If your own method needs to return results directly rather than a contract to provide results (or more generally if you need to force database access to happen by a certain point in your code) then call .ToList() on the results. But be aware that this will allocate memory for a new list object containing all the results, before doing anything else with them, and so is probably not what you want for large result sets.
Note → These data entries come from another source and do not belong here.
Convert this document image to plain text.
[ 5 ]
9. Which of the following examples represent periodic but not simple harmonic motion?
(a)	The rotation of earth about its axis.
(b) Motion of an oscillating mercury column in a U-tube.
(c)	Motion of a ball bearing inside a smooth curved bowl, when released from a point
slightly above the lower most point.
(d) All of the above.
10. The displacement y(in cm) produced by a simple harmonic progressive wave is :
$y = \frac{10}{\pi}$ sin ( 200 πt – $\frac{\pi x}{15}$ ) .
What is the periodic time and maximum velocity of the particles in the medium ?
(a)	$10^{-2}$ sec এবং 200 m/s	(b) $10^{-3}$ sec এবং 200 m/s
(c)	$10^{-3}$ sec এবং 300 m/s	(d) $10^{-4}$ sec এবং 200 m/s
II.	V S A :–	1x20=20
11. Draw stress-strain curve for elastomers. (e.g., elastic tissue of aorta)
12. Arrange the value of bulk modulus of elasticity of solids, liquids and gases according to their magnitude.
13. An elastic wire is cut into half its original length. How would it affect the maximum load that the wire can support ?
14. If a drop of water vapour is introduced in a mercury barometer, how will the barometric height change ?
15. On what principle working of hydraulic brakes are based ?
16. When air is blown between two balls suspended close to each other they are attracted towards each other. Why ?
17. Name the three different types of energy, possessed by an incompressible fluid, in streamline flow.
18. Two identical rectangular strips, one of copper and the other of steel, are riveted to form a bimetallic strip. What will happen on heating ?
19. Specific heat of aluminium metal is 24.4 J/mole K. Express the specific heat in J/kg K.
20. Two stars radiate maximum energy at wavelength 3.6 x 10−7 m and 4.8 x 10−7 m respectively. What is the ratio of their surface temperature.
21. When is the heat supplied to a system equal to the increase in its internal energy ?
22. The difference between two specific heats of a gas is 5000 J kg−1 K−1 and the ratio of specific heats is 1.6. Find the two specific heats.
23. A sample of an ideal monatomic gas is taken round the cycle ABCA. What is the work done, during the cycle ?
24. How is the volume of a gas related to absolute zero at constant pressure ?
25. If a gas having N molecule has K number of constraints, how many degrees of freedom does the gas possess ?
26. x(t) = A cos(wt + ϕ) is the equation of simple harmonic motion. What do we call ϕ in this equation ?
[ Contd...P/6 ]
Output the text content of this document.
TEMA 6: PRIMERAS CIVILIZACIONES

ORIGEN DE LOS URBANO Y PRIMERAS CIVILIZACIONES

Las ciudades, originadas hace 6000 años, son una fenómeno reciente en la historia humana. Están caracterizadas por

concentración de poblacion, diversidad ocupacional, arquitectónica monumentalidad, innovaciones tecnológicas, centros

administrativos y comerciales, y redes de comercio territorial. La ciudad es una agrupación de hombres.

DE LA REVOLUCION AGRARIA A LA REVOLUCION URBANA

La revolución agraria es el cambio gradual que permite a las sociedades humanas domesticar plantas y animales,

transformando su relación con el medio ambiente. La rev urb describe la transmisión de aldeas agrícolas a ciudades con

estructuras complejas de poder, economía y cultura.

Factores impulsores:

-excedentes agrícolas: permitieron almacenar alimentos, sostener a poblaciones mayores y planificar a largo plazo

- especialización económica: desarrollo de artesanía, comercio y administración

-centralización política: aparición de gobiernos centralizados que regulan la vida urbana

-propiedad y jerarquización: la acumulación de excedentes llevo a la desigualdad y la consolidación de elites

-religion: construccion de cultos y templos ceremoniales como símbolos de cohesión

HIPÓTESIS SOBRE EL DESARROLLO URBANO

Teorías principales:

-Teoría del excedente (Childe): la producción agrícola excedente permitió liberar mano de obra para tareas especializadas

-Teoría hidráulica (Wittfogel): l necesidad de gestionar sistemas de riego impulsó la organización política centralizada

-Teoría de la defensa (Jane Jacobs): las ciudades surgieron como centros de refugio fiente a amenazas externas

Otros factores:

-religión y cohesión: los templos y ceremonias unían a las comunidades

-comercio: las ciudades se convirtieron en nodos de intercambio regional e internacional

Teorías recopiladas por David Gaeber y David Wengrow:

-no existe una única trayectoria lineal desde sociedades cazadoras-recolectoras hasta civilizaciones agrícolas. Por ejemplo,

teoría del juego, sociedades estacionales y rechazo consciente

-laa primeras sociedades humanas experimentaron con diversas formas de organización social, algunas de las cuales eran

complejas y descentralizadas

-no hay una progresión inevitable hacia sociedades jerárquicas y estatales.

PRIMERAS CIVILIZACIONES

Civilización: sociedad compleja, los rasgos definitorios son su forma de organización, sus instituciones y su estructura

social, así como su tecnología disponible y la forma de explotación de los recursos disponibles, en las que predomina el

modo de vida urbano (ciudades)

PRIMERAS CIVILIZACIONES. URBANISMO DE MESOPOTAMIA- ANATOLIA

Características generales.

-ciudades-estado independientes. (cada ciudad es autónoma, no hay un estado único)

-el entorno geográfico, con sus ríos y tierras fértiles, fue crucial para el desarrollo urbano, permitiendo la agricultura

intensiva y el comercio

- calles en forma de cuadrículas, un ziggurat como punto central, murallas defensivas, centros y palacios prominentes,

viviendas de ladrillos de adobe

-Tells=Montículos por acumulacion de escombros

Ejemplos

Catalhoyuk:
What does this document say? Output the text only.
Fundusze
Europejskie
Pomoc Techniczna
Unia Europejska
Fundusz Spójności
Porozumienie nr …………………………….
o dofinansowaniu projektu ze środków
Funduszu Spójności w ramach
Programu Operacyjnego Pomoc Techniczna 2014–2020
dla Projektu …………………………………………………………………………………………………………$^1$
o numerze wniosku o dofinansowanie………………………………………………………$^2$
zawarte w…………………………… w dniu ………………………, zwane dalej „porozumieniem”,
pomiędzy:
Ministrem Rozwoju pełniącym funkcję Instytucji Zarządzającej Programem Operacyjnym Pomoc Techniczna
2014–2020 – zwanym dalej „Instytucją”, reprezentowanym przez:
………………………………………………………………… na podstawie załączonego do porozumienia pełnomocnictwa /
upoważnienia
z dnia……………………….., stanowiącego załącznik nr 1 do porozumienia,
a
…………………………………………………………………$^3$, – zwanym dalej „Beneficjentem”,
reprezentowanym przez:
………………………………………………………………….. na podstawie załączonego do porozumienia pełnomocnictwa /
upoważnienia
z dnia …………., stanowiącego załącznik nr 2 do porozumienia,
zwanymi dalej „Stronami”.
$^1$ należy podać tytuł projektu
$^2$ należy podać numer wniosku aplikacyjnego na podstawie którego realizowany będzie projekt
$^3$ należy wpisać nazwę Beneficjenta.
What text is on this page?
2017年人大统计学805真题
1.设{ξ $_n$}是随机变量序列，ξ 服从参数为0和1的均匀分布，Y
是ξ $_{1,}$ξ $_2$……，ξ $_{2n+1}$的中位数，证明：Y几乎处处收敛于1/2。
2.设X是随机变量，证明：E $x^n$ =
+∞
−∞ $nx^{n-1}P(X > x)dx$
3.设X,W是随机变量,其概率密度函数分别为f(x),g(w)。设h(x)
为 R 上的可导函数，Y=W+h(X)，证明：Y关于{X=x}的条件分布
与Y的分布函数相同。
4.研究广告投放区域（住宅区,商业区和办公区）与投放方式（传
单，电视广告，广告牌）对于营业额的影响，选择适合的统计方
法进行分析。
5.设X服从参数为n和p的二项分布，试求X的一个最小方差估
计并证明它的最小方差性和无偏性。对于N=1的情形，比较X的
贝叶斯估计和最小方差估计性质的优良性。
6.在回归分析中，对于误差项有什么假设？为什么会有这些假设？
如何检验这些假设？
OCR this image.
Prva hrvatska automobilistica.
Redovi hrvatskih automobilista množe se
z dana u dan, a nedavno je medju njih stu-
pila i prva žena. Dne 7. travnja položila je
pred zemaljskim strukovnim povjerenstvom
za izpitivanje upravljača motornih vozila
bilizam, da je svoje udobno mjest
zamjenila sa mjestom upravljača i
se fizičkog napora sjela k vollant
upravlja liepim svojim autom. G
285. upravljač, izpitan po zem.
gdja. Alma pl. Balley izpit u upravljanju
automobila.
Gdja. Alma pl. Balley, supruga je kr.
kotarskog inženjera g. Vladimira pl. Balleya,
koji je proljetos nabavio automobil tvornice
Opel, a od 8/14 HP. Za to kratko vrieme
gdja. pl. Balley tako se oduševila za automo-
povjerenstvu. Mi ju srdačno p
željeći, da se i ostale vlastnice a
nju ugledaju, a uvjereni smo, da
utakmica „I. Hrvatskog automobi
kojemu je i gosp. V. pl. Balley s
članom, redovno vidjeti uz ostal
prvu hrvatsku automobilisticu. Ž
Here is a more complete example showing this. (This example also uses strong types, but strong types are not required for the .ToList() trick to work.)

public class Department
{
    public string Name { get; set; }
    public string Location { get; set; }
}

// There is no database access left to do once this has finished - what is returned is just a list!
public IEnumerable<Department> GetDepartmentsByLocation(string Location)
{
    // No database access happens here
    MightyOrm<Department> db = new MightyOrm<Department>();

    // Select all database rows where Location = @Location
    // All of the database access has finished once .ToList() has completed
    return db.All(new { Location }).ToList();
}

You can apply this to return an IEnumerable from Mighty from a .NET API call. The API framework won’t accept the IEnumerable directly from Mighty, but will accept the different IEnumerable produced after applying .ToList().